Мандштейн улыбнулся:
— В молодости я был аколитом у форстеров в Нью-Йорке. Я вступил в Братство, чтобы иметь возможность работать. Я искал цель в жизни. Кроме того, я бредил бессмертием, мечтал попасть в Санта-Фе. Я выбрал Братство, движимый самыми низкими мотивами. И хочу вам сознаться, Мартелл, я совсем не чувствовал религиозного призвания. Потом я допустил целый ряд ошибок, о которых умолчу, покинул Братство и примкнул к лазаристам. Они послали меня сюда миссионером. И я стал самым удачливым миссионером из всех, которые когда-либо прибывали на Венеру. Так неужели вы думаете, что я верю в мифы лазаристов, если я по природе своей настолько трезв, что даже не принимаю религии форстеров?
— Значит, ваш рассказ об учении Лазаруса и о святых, которые появятся через сто лет, — одно лицемерие? — ужаснулся Мартелл. — Вы делаете это только ради положения и власти? Неверующий пастырь одичавшего стада…

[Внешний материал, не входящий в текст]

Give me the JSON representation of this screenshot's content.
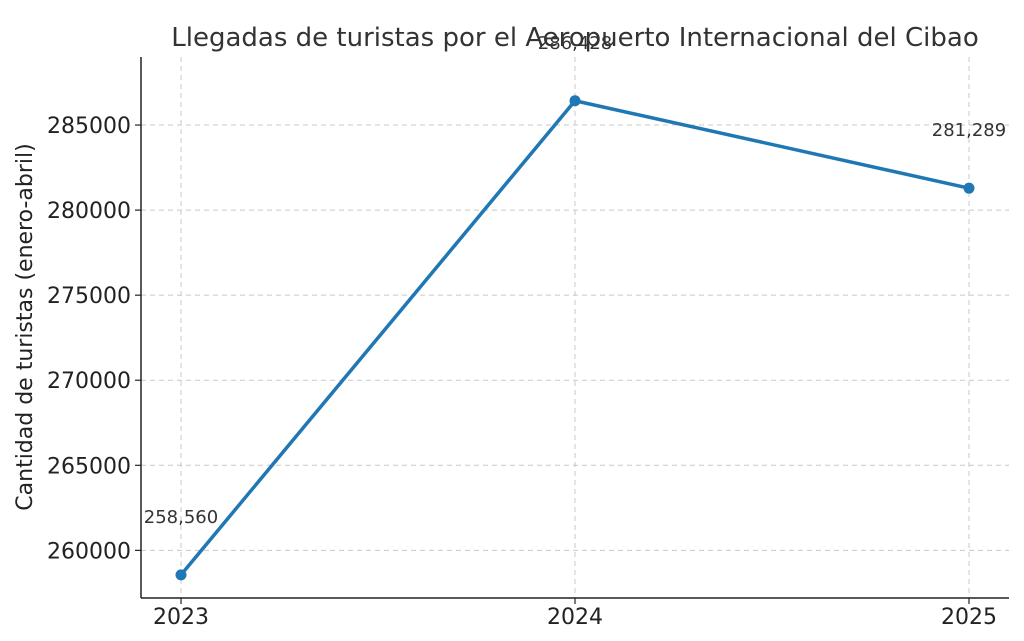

— Не делайте поспешных выводов, — перебил его Мандштейн. — Я добиваюсь результатов. По-моему, это Ноэль Форст однажды сказал, что важны результаты, а не средства, которые мы избираем для достижения этих результатов. Вы не хотите помолиться?
— Разумеется, нет!
— Может быть, вы тогда разрешите мне помолиться за вас?
— Вы же только что сказали, что не верите в вашу религию!
Мандштейн улыбнулся:
— Молитвы неверующего тоже будут услышаны. Никто ничего не знает.

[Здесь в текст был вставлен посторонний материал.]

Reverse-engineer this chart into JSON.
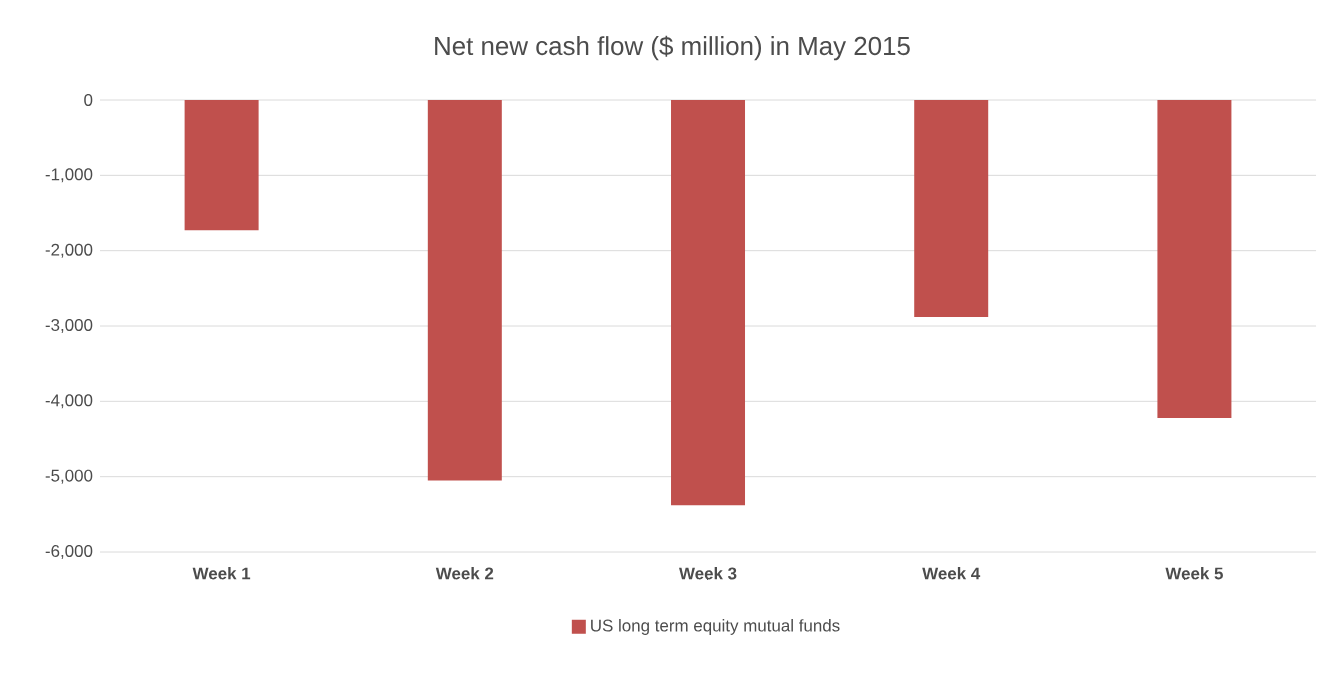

Ясно лишь одно, Мартелл: здесь, на Венере, вы и умрете. Поэтому я все-таки помолюсь за вас и за то, чтобы вас очистил огонь высших частот.
— Не стоит. Почему вы так уверены, что я умру здесь? По-моему, вы заблуждаетесь, полагая, будто бы меня ждет роль мученика. И только по той причине, что такая судьба постигла моих предшественников.
— Наше положение на Венере довольно сложно и опасно. Но ваше — просто невыносимо. Ваше присутствие здесь нежелательно. Подсказать вам, как удержаться хотя бы месяц и не погибнуть?
— Подскажите.
— Примыкайте к нам. Смените голубую рясу на зеленую. Нам дорог каждый способный человек.
— Ну зачем же вы так? Неужели вы всерьез думаете, что я примкну к вам?
— Во всяком случае, это лежит в пределах возможного. Уже многие люди покинули ваш орден, чтобы вступить в мой.
— Предпочитаю погибнуть смертью мученика, — твердо ответил Мартелл.